Claudio has been deceived into thinking that Hero has been unfaithful to him by standing at a window at night and speaking to Boracchio. Boracchio had been speaking to the waiting gentlewoman Margaret, but had the intent to deceive Claudio. Claudio, who is in love with Hero and had every reason to believe that she has always been pure in word and action, was cruelly hurt by this and, by the standards of the day, had every right to repudiate his bride-to-be.
And repudiate her he does. He says, in a fit of anger, the most damning things about a woman in Hero's position. "She's but the sign and semblance of her honor./Behold like a maid she blushes here!... She knows the heat of a luxurious bed;/Her blush is guiltiness, not modesty." He refuses to marry her on the grounds that she is impure (which Hero refutes) and gives her back to her father Leonato.
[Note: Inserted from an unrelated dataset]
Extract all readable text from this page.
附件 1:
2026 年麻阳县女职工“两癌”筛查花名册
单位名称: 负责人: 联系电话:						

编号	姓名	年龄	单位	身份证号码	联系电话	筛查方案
This incredibly dramatic scene becomes even more so when Hero swoons, and Claudio, Don Pedro, and Don John leave the scene not knowing if Hero is alive or dead.
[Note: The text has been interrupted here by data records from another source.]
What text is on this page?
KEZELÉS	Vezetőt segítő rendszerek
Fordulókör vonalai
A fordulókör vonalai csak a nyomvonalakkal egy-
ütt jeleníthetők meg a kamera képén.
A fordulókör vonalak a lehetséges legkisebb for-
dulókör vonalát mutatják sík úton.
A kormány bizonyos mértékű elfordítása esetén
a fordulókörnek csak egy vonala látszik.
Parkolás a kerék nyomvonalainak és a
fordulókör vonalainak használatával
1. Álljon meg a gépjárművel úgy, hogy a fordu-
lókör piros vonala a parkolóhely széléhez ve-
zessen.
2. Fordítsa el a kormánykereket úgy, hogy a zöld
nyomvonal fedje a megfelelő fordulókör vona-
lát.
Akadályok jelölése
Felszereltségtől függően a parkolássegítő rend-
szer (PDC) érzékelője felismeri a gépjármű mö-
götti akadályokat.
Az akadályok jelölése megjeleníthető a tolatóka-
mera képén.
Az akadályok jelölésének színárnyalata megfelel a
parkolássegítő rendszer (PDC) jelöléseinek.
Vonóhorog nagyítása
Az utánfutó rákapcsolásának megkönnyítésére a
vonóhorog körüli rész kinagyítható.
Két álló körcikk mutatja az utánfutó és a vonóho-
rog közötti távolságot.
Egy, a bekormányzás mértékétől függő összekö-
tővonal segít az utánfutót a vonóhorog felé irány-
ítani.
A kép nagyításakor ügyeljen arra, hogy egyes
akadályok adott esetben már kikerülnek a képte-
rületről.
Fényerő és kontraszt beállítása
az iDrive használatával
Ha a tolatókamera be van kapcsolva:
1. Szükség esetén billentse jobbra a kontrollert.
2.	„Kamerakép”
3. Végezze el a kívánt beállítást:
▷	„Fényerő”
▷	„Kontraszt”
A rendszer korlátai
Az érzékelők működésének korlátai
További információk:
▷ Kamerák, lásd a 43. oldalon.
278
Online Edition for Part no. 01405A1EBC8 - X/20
Don John had engineered all this deception, purely, it seems, to cause trouble for Count Claudio and, by extension, his half-brother Don Pedro. Like other of Shakespeare's villains (Iago in Othello, for example), the illegitimate character has obscure motives for wanting bad things to happen to the legitimate characters. In this instance Don John seems to be causing trouble for others, because he believes doing so "blesses himself every way."